To Keene and Burke: (ACA topic)
One of the concerns, or perhaps benefits depending on one’s perspective, about the implementation of the Affordable Care Act is the possible transition from our country’s employer-based health insurance model. Are you seeing any trends away from the employer-based health insurance model, or do you expect such a trend in the future?
Summary: (From Keene) He sees the employer-based health insurance model as a tax issue. Employer-based health insurance is not going anywhere unless the related tax break is eliminated. Keene does not have an opinion as to whether the employer-based health insurance model is good or bad; he just believes that it is not going anywhere. On a side note, Keene mentioned that, with employer-based health insurance, the employee has a much smaller voice when it comes to negotiating any terms of the health insurance. The employee is basically at the whim of the employer and health insurance company.
Dollar and Emanuel: (Medicaid reform)
Who are the major contributors to the legislative discussion on Medicaid funding and reimbursement rates? What stakeholders do legislators want or need to hear from more to make sound policy decisions about funding decisions?
Summary: (From Dollar) It is without question that the legislators are surrounded by lobbyists regarding the discussion as to Medicaid funding and reimbursement rates. I stated that the reimbursement rates are too low and are a direct correlation as to quality of care. Rep. Dollar stated that he is open to hearing from all. Furthermore, Rep. Dollar believes that the Senate Bill on Medicaid reform is a good start for Medicaid reform. The Bill implements the Accountable Care Organizations (ACOs), and is supported by the NC Medical Society.

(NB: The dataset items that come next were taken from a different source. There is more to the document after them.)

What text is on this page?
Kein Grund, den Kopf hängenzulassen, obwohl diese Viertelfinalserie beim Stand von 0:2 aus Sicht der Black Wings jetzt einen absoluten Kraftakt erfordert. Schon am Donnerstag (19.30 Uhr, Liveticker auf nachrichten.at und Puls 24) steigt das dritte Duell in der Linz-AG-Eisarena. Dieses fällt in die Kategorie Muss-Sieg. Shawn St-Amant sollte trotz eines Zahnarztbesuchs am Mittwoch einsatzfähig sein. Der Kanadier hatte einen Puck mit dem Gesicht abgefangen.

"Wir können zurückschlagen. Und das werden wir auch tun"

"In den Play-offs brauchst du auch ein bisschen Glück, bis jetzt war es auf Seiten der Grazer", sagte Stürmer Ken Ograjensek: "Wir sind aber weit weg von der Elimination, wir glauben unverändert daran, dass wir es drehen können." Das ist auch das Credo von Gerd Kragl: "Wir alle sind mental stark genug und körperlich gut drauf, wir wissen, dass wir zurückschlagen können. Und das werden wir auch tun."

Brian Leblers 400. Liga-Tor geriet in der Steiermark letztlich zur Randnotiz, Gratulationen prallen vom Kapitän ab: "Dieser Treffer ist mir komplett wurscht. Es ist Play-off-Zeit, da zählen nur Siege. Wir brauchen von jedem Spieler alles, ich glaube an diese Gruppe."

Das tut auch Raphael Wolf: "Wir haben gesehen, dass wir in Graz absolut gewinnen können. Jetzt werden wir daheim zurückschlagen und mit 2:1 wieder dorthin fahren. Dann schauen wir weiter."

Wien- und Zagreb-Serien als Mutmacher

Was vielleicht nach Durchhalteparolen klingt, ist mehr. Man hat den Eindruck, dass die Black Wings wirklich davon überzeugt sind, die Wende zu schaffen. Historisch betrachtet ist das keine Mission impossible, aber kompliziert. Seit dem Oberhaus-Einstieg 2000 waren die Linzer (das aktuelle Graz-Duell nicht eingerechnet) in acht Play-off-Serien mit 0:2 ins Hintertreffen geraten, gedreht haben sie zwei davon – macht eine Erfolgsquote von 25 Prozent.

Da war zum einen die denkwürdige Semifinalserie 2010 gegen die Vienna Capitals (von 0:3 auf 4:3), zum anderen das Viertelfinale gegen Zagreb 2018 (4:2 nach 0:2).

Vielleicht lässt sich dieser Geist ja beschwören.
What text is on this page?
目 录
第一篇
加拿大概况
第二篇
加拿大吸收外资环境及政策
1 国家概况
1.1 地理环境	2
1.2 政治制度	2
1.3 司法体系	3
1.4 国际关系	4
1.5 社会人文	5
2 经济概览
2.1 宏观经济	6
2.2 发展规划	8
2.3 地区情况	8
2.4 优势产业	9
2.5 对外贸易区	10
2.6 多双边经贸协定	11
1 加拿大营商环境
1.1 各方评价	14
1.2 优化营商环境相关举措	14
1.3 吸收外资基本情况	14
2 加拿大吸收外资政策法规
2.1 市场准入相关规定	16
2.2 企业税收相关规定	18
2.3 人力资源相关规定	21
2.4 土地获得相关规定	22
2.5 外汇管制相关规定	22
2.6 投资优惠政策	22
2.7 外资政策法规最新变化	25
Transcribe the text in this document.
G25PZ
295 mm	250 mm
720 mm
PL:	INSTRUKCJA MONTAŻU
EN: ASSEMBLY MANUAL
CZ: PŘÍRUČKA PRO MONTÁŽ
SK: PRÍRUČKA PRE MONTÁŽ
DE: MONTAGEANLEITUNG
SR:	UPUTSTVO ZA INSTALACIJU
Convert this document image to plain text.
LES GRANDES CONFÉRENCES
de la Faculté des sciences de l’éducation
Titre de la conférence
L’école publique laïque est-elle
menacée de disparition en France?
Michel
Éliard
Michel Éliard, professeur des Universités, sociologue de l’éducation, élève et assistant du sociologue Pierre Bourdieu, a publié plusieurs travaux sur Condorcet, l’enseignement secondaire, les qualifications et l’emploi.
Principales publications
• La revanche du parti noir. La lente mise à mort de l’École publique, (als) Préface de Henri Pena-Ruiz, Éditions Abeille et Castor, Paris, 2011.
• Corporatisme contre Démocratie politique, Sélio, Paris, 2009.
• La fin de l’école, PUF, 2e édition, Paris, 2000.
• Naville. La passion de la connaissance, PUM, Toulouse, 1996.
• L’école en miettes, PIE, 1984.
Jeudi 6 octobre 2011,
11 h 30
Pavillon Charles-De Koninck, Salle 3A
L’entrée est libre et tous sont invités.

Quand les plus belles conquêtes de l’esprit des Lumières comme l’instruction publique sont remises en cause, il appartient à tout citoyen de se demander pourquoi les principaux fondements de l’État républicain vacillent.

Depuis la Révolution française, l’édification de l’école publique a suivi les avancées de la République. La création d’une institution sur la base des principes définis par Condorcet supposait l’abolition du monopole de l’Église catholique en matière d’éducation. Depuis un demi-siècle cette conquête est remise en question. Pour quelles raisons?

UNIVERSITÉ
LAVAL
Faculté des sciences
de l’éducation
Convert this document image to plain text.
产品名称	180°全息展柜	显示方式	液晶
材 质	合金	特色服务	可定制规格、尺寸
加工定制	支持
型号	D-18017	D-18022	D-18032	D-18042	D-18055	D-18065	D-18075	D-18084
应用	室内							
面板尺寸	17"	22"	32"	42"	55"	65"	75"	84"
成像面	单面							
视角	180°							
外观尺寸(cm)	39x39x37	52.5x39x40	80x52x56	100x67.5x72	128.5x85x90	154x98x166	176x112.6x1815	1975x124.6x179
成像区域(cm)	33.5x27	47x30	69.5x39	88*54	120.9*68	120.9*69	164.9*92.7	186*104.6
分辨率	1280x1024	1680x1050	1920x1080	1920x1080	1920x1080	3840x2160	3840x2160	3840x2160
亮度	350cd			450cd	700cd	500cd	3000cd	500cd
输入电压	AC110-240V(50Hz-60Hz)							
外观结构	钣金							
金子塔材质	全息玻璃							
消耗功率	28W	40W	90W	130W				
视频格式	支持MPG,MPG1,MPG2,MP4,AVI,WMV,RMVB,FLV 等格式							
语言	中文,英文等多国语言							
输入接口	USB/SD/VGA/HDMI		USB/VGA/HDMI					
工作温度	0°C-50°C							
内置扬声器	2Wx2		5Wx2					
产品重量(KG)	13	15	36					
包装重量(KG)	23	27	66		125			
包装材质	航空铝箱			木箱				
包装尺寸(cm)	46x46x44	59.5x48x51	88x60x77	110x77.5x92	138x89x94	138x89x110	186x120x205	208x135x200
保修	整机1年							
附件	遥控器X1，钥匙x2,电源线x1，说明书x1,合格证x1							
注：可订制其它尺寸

Summary: (From me) I support Medicaid reform that eliminates the MCOs in behavioral health care. These MCOs are prepaid and have all the financial incentive to deny services and terminate providers.
How is Blue Cross Blue Shield of North Carolina working with providers to take advantage of the new Medicare Shared Savings Program? (E.g., partnership signed with WakeMed Key Community Care (an accountable care organization) in July.)
Summary: BCBS works very hard to maintain solid relationships with providers. To which Keene agreed and stated that other private insurance does not.
The health care panel was great. We hope to host a State of the State on Health Care panel discussion annually.